[TESV] Gromowładni czy Cesarstwo?

Wiesz, ale jak dołączysz do gromowładnych, przy końcu fabuły, ty, lub ulfric (możesz wybrać) zamordujecie tuliusa, i gromowładni przejmą władze nad skyrim. w każdym mieśćie bęą żądzić gromowładni. ja osobiście nie lubie cesarskich... są takimi ciotami... i podczas walki mają taki bardziej dziewczęcy głosik, i jak umierają, to wydają z siebie taki śmieszny dzwięk ,,fuuuuuu" XD natomiast nie wiem, jak wygląda fabuła, jeżeli dołączysz do cesarstwa. Powiem Ci jeszcze jedno, że za prawie każdą wygraną walke o fort czy co tam, dostaniesz od ulfrica przydomek oraz zajebistą broń. ja na 6 lvl dostałem od niego miecz 1 ręczny 15 ataku, z enchantem , że zadaje jeszcze 15 od ognia
Odpowiedz
Moim zdaniem żadna ze stron nie jest dobra. Przed dołączeniem do Gromowładnych lub Cesarskich zaciągnąłem się do Mrocznego Bractwa. Pod koniec wątku Cesarscy prawie je niszczą, a dość polubiłem tamtejsze postacie, dlatego postanowiłem dołączyć do Gromowładnych
Odpowiedz
Przechodziłem Skyrim kilka razy różnymi postaciami i jakoś odruchowo dołączałem do Gromowładnych. Może kiedyś wreszcie spróbuje zagrać jako jeden z Cesarstwa, jednak bycie buntownikiem w takim klimacie jaki oferuje Skyrim, wydaje się jakby właściwsze i bardziej odpowiadające klimatowi gry.
Odpowiedz

Przejdź do cytowanego postu Użytkownik krzyslewy dnia czwartek, 19 stycznia 2012, 13:52 napisał

Ale przecież Wichrowy Tron i Samotnia i tak będą. Decyzja, po której stronie staniemy nie ma w tym nic do rzeczy. No i jak dla mnie właśnie ten wybór jest mało zrównoważony. Cesarscy oferują bezpieczeństwo, a gromowładni mają zdrajcę na tronie i zabijają, bo on im tak każe. A jedyny minus cesarskich jak dla mnie to zakaz wiary w Talosa.
Odpowiedz
Główny minus Cesarskich to chodzenie na pasku Thalmoru (pod przymusem ale jednak), który legalnie porywa, torturuje i zabija Nordów tylko dlatego że wierzą w Talosa. A że każdy praktycznie Nord czci Talosa - to Thlmor może właściwie aresztować każdego - a Tulius nic nie może na to poradzić (misja z uwolnieniem Syna Kobiety z Białej Grani doskonale to pokazuje). Cesarstwo jest surowe ale w zamian obiecuje opiekę. Tymczasem okazuje się że żadnej opieki Nordom nie zapewnia.
Odpowiedz
A ja odkopuje temat pod takim pytaniem :
-Jak mieszkańcy Wichrowego Tronu będą gadać o cesarskich [pytałem się argonianów(?) i pod rządami gromowładnych niezbyt im się podoba]
-Jak mieszkańcy Samotni będą gadać o gromowładnych [brak przykładów]

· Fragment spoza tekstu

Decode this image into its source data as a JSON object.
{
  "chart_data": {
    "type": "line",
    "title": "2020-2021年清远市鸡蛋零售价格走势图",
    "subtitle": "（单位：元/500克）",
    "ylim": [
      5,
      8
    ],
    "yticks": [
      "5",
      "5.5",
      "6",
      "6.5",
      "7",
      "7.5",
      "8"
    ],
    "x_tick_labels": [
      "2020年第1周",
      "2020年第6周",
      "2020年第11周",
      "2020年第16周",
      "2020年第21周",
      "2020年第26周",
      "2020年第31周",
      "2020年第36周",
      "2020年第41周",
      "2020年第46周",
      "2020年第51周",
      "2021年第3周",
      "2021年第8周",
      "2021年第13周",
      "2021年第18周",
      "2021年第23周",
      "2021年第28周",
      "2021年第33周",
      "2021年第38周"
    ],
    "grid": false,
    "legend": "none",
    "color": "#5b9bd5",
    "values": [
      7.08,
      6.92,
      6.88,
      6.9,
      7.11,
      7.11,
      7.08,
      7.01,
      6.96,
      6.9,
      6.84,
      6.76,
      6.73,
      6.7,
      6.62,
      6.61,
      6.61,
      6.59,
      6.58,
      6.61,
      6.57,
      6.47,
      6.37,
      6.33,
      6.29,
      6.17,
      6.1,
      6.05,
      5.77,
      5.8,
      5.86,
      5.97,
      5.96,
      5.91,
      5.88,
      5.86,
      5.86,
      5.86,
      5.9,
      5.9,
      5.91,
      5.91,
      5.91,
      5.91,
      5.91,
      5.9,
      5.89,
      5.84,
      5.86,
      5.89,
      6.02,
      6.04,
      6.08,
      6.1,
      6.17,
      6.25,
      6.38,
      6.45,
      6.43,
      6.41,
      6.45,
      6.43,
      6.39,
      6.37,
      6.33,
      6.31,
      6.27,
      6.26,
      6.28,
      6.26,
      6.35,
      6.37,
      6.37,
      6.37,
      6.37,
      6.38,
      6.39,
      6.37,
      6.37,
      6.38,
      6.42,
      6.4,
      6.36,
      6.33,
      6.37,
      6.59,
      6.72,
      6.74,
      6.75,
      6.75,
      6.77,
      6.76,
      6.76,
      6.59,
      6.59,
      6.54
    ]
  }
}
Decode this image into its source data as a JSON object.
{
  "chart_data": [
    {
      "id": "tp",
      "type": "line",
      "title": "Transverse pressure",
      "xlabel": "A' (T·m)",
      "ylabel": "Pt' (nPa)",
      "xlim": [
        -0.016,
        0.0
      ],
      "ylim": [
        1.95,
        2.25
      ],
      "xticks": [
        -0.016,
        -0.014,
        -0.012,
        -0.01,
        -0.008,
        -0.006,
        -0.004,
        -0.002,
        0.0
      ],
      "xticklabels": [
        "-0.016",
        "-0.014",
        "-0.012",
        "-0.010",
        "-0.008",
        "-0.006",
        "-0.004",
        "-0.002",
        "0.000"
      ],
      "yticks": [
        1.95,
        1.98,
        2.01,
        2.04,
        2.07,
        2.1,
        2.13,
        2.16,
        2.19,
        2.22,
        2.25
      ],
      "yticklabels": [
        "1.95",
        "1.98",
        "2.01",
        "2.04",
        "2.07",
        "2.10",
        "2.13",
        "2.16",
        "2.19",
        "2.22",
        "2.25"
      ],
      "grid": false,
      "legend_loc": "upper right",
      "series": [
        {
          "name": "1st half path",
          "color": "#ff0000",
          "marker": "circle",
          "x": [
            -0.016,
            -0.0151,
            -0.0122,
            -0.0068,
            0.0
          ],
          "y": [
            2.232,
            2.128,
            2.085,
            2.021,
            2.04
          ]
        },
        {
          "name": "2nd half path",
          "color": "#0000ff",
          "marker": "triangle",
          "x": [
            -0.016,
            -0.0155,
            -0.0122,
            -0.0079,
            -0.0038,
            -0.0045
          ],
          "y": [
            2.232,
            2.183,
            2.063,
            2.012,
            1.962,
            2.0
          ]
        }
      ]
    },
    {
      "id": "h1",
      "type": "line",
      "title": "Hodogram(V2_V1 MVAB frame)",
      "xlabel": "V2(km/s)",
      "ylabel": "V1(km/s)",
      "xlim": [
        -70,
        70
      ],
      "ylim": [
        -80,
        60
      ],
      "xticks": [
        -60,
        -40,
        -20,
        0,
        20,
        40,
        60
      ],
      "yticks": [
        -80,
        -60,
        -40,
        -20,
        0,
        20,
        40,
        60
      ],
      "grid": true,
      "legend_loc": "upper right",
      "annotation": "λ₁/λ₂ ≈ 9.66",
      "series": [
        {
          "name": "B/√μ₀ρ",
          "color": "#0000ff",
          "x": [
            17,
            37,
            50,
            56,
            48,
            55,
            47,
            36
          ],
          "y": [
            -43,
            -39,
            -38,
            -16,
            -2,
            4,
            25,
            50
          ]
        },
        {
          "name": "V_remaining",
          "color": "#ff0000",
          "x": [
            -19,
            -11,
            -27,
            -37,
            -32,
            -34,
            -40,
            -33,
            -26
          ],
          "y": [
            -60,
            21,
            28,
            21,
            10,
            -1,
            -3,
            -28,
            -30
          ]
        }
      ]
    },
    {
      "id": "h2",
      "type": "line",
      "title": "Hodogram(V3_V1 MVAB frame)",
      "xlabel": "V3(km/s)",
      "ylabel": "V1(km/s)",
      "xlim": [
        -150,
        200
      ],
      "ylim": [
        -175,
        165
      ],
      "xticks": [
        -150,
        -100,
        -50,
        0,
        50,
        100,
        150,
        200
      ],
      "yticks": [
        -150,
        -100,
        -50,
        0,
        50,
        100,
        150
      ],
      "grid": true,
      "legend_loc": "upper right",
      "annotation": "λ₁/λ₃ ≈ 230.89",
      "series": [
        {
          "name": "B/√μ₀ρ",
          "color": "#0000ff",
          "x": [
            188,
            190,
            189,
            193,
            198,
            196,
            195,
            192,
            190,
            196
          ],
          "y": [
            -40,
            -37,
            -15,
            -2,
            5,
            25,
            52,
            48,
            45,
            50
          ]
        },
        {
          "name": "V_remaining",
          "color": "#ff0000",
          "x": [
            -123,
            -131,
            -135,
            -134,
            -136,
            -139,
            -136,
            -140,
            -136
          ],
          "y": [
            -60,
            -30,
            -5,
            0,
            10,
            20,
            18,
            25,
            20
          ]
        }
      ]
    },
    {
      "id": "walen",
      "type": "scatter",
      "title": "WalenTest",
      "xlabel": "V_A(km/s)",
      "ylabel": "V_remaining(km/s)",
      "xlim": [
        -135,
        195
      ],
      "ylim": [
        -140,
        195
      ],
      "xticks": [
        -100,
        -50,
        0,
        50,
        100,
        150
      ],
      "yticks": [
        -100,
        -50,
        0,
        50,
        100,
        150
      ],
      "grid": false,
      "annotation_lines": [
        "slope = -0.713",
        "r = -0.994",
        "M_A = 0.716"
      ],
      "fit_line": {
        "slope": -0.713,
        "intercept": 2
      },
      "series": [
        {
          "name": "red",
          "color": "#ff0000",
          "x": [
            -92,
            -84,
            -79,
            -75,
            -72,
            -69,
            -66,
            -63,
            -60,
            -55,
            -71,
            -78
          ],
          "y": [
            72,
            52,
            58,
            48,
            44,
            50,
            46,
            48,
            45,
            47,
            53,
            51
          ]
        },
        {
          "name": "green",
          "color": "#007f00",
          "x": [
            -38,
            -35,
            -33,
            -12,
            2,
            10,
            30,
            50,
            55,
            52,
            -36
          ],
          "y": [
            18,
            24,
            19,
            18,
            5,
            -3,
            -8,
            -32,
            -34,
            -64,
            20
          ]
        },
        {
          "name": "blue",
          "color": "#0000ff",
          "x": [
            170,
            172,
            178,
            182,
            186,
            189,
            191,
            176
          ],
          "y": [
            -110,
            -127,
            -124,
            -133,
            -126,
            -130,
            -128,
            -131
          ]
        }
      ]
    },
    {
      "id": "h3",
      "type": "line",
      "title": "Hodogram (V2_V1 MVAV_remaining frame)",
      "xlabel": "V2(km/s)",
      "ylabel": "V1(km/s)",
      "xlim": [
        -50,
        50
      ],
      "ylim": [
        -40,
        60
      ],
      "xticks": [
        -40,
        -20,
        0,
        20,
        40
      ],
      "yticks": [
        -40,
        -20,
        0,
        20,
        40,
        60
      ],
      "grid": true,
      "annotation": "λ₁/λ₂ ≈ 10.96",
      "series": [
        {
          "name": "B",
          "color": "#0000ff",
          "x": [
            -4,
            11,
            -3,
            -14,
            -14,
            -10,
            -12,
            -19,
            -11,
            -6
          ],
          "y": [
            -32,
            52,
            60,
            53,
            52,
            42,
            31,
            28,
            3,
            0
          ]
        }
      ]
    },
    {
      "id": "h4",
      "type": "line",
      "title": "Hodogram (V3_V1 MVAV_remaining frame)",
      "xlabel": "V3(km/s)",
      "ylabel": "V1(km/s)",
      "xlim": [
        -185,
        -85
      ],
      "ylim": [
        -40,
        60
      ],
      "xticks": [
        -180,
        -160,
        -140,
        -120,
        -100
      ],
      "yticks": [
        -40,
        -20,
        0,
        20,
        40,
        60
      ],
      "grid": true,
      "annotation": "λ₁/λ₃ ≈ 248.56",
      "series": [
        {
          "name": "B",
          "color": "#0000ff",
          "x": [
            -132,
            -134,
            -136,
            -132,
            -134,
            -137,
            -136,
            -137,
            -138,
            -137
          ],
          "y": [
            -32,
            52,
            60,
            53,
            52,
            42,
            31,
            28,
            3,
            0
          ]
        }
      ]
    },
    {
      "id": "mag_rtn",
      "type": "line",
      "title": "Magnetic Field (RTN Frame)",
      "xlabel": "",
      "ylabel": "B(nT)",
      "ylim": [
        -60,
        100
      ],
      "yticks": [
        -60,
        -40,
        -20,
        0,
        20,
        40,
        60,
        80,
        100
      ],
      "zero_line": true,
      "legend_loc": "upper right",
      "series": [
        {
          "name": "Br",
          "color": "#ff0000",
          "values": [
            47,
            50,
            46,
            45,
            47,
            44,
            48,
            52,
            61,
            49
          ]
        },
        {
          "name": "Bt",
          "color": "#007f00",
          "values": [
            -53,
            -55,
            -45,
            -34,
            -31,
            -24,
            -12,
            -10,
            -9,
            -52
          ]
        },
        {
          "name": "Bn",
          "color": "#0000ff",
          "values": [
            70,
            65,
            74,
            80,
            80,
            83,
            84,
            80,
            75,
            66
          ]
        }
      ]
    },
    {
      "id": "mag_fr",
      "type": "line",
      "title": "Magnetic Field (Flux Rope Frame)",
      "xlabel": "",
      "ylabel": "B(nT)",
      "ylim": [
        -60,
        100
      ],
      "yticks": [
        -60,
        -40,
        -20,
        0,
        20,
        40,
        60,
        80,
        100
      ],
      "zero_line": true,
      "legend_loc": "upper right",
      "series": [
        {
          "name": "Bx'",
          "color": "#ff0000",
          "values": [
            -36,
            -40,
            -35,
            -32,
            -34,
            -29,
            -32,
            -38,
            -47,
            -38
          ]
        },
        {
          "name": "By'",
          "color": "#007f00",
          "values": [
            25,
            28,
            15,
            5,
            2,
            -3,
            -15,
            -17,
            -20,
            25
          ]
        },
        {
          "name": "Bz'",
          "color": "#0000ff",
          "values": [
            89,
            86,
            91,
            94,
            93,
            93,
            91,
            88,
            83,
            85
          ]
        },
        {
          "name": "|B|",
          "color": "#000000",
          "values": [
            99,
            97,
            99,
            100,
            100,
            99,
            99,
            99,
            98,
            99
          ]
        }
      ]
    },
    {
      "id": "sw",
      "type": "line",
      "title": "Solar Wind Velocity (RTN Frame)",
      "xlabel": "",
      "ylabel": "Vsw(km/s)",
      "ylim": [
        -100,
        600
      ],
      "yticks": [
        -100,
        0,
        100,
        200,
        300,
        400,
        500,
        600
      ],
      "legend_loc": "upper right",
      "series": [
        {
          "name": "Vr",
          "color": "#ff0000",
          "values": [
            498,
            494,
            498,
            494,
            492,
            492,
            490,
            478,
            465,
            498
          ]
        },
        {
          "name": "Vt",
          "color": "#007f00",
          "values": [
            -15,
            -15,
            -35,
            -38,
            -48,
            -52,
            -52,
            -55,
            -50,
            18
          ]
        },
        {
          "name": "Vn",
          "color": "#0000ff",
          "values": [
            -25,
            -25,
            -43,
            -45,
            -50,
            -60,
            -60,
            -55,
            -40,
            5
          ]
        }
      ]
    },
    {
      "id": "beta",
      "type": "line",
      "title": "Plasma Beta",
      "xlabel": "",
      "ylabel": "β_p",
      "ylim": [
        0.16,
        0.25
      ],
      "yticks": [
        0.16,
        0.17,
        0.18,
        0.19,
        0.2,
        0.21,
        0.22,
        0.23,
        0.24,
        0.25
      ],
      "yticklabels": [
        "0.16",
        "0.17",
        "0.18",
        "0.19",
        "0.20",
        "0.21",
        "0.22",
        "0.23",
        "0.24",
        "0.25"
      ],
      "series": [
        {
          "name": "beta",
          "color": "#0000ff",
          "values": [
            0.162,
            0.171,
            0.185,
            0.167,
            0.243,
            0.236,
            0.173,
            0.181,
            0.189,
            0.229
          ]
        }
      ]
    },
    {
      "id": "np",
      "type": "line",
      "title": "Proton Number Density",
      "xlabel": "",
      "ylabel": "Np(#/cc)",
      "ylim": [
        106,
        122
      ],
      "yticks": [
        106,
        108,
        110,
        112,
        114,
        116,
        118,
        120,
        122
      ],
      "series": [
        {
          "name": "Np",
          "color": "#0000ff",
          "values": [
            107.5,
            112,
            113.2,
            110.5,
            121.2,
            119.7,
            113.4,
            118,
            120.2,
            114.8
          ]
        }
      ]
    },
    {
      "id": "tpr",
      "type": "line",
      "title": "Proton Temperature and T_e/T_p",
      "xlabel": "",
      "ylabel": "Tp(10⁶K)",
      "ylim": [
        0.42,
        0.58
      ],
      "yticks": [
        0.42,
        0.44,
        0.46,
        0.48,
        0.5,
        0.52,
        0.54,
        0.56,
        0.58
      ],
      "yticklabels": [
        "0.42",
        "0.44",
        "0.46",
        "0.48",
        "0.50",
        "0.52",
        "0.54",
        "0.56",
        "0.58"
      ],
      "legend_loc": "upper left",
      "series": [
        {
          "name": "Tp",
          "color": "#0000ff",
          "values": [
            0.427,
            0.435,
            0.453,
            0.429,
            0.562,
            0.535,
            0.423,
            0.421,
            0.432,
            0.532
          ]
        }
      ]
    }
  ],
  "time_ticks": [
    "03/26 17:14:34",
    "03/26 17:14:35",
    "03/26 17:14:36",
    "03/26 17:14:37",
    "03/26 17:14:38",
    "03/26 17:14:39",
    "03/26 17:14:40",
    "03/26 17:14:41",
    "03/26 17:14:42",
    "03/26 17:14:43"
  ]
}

Po prostu chcę aby wszystkim żyło się dobrze
Odpowiedz
W tym całej wojnie chodzi o to że gromowładnym nie podoba się że aldmerowie chcą zakazać wiary w tarota (ta wiara nie ma sensu bo talos był dovakinem i założycielem cesarstwa i tylko tyle) i chcą żeby skyrim było tylko dla nordów (wystarczy tylko wejść do szarej dzielnicy w wichrowym tronie i pogadać z elfami) a ulfric jest rasistą i chce wywalić wszystkich nie nordów (zacytuję jednego z mieszkańców wichrowego tronu [nie pamiętam imienia],, Gdyby wioska nordów została napadnięta ulfric pierwszy dnie w róg i wzywa wojska. Ale kiedy to wioska nie nordów jest atakowana, nie ma żołnierzy, nie ma sprawy, nie ma śledztwa").A jeżeli chodzi o aldmerów to skyrim prędzej czy później zostanie przez nich podbite, skoro legionowi się nie udało, to uda się im, to tylko kwestia czasu. A cesarstwo racja jest pod butem dominium ale gdy się odbudują z pewnością zaatakują elfy. Nie są rasistami (mamy większą szansę spotkać mrocznego elfa w legionie niż w kirysie gromowładnych).
Odpowiedz
Ja wybieram według rasy. Ork,Cesarski to na pewno Legion. Nord na pewno gromowładny. A reszta - zastanawiam sie
Odpowiedz
Cesarstwo jarlem jest maven w pękninie gildia złodzieji ma łatwiej
Czyli stanu po stronie gildi polecam
Odpowiedz

Przejdź do cytowanego postu Użytkownik Comnen dnia poniedziałek, 5 grudnia 2011, 05:48 napisał

Prócz fajnego miasta, to gromowładni nic nie mają do zaoferowania. Rządzi nimi thalmorski pies, który dał d... podczas Wielkiej Wojny i do tego zabił własnego króla... Nie dla mnie klimaty... Z początku wybrałem w skyrimie los biegającego bez celu Norda, co czasem spotka smoka.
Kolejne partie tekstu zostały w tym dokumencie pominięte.